Obwohl die bisherigen Erkenntnisse bereits aussichtsreich sind, stellen sie nur einen Bruchteil des Möglichen dar. Das Potenzial für neue Arzneimittel scheint endlos, begrenzt nur durch unsere technischen Möglichkeiten. Hier kann der Aufbau DNA-kodierter Wirkstoff-Bibliotheken weiterhelfen, der den Forschungsprozess bei der Suche nach geeigneten Verbindungen wesentlich verkürzen kann.

Multispezifische Moleküle stellen besonders in ihrer Entwicklung eine Herausforderung dar, doch zeichnen sich schon jetzt vielversprechende neue Verwendungsmöglichkeiten ab.
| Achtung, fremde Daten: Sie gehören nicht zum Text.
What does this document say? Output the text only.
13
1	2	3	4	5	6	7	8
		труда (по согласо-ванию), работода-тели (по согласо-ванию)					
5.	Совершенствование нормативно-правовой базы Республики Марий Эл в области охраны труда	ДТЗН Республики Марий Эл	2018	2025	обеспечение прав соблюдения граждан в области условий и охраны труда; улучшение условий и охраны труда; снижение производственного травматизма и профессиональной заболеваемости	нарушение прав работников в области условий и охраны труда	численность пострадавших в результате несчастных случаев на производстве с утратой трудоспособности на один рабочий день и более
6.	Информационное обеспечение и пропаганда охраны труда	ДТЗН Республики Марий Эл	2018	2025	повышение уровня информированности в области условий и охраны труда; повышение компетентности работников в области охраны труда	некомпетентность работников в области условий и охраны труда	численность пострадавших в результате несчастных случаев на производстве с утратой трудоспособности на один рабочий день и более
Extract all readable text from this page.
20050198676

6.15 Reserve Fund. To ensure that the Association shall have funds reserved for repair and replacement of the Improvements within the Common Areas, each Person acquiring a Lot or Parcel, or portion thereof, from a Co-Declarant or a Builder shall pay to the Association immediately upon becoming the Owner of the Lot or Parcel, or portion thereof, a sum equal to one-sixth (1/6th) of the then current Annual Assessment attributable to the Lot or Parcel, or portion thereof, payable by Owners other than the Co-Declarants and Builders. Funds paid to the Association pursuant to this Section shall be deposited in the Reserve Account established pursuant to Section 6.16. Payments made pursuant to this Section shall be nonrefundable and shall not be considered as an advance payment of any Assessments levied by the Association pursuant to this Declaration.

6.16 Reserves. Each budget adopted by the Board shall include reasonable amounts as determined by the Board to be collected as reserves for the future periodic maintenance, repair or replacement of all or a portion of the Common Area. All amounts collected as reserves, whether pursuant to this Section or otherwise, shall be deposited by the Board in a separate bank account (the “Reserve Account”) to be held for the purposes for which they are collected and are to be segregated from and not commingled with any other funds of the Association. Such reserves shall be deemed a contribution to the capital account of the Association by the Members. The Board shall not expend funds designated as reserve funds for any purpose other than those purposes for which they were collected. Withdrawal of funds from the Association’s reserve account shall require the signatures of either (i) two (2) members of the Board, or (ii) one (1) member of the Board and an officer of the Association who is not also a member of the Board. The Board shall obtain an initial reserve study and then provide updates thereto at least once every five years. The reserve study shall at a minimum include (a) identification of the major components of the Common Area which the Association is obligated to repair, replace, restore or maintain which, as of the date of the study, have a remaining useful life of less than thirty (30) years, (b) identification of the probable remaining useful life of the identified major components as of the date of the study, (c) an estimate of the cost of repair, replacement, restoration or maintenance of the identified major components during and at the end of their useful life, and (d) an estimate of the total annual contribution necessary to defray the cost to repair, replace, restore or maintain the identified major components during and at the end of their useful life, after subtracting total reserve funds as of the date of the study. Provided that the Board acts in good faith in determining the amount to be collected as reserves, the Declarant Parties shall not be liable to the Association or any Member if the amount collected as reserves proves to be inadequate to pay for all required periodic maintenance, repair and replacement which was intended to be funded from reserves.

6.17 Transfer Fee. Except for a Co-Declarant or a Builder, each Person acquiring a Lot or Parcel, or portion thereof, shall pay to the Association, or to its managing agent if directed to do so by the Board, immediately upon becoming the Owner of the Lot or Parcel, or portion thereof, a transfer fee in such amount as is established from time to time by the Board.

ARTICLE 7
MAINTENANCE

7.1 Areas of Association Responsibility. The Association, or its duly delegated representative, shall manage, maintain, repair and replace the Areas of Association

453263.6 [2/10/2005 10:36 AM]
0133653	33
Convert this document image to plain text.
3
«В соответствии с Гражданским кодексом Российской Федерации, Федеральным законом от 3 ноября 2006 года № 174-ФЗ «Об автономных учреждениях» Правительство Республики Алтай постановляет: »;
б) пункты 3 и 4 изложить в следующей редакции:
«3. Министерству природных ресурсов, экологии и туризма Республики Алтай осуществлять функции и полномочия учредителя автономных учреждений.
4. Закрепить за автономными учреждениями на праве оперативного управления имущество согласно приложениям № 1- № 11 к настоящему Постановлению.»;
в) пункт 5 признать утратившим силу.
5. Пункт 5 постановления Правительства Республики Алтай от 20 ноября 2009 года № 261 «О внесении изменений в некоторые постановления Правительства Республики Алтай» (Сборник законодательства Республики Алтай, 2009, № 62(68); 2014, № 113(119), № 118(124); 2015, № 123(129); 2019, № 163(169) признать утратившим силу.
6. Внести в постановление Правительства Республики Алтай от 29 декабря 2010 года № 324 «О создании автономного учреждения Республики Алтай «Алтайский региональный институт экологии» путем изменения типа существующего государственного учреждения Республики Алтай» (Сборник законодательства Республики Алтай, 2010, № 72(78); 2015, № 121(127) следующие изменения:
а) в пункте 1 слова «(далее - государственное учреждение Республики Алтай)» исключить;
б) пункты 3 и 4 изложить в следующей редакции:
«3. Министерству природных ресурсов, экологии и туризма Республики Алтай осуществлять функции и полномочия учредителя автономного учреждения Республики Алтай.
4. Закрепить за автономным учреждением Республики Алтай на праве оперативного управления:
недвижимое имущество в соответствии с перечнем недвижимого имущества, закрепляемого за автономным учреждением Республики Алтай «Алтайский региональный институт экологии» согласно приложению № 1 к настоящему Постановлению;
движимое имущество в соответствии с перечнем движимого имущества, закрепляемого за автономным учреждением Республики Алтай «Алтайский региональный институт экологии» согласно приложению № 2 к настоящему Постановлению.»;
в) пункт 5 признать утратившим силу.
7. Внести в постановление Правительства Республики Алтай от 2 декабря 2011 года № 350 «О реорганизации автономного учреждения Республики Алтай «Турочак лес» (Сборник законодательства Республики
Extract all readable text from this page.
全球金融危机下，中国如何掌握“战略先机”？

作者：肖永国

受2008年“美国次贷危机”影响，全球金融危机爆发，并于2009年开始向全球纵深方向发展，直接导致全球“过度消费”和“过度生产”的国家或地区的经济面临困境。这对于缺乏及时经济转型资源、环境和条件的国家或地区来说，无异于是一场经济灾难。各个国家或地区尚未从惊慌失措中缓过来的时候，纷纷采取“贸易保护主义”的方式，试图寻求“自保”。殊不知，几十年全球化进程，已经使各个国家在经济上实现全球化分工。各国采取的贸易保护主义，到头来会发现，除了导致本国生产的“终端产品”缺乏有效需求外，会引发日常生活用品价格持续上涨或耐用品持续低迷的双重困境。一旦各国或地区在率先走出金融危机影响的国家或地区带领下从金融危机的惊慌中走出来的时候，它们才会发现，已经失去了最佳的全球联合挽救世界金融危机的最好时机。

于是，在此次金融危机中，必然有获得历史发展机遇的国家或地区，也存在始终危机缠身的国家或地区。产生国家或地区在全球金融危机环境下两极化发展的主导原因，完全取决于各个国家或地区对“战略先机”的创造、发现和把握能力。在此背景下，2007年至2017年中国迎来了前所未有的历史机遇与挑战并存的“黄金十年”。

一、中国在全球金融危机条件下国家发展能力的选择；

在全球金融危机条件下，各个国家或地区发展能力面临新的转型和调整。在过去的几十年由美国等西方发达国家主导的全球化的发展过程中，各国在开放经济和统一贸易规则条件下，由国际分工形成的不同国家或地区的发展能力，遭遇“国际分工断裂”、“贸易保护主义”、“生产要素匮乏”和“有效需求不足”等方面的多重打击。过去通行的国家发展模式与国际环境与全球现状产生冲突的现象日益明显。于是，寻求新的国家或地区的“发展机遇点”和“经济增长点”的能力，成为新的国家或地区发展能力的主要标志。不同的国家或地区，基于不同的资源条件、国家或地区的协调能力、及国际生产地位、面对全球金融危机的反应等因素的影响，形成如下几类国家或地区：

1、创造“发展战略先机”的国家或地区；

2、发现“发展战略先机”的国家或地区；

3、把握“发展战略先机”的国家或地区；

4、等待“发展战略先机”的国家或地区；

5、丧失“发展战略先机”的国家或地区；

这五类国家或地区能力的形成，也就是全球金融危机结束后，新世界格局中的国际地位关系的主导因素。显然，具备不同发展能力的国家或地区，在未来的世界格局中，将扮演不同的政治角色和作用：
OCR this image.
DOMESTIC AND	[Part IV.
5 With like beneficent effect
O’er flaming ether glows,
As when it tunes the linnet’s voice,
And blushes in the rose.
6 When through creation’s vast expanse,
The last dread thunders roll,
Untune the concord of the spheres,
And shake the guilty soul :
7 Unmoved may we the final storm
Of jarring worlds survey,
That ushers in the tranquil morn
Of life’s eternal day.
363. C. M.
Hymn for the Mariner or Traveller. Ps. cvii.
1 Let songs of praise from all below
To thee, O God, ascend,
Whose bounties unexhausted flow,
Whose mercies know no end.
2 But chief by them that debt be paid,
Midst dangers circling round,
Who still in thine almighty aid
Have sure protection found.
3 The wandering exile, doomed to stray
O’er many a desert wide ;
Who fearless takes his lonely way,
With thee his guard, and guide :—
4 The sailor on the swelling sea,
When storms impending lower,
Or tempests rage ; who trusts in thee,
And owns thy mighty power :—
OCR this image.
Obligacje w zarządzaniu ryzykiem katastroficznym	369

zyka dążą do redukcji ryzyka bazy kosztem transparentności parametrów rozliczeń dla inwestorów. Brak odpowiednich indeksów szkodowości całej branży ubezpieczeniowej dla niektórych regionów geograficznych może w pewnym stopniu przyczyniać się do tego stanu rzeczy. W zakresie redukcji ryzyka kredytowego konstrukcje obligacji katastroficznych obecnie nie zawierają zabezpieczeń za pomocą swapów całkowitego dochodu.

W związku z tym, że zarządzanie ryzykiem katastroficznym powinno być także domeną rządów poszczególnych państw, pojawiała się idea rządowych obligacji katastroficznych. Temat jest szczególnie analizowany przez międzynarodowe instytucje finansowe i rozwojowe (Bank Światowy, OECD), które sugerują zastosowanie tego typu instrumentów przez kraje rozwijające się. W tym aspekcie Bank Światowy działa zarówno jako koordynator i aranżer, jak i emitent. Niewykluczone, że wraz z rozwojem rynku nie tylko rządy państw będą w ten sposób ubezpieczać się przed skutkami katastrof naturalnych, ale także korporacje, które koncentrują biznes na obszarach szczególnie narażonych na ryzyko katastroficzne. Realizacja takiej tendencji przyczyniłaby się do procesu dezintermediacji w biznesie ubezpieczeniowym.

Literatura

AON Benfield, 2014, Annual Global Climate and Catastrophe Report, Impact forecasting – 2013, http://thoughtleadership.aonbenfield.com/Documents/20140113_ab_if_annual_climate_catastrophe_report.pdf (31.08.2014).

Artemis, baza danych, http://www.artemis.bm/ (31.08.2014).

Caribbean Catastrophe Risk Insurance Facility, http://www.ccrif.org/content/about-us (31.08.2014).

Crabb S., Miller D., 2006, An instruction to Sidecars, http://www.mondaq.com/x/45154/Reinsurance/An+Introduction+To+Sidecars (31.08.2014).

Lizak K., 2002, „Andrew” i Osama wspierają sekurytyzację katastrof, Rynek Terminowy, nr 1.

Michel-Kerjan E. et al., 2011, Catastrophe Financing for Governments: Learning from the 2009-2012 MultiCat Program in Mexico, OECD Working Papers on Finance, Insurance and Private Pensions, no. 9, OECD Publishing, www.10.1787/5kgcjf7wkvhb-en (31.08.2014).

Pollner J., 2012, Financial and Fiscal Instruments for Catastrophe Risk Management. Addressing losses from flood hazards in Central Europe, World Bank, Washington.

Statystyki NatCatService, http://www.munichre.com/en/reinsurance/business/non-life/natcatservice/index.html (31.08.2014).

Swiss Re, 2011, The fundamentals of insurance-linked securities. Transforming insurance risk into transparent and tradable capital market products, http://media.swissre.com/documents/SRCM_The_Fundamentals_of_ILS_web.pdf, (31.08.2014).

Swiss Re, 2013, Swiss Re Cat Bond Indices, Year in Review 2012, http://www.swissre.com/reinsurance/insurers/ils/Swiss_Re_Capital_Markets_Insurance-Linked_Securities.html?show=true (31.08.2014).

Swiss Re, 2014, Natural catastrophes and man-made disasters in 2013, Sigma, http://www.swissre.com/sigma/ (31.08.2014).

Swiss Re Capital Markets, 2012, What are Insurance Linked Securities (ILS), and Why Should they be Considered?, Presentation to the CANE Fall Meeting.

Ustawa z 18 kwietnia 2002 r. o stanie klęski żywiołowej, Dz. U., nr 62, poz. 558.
Diese neue Welle der Arzneimittelentwicklung kann dazu führen, dass zukünftig mehr Krankheiten behandelt werden können, als es heute möglich ist.

Referenzen:
1. https://www.pharmazeutische-zeitung.de/proteine-in-den-abbau-zwingen/ (Zugriff: 25.04.2022)
2. https://www.pharmazeutische-zeitung.de/zweiarmige-hoffnungstraeger/ (Zugriff: 25.04.2022)
3. https://flexikon.doccheck.com/de/Proteolysis_targeting_chimera (Zugriff: 25.04.2022)
4. https://flexikon.doccheck.com/de/Lysosom (Zugriff: 25.04.2022)
5. Sourav K. Dey, Samie R. Jaffrey, RIBOTACs: Small Molecules Target RNA for Degradation, Cell Chemical Biology, Vol. 26, Issue 8 (2019): 1047-1049.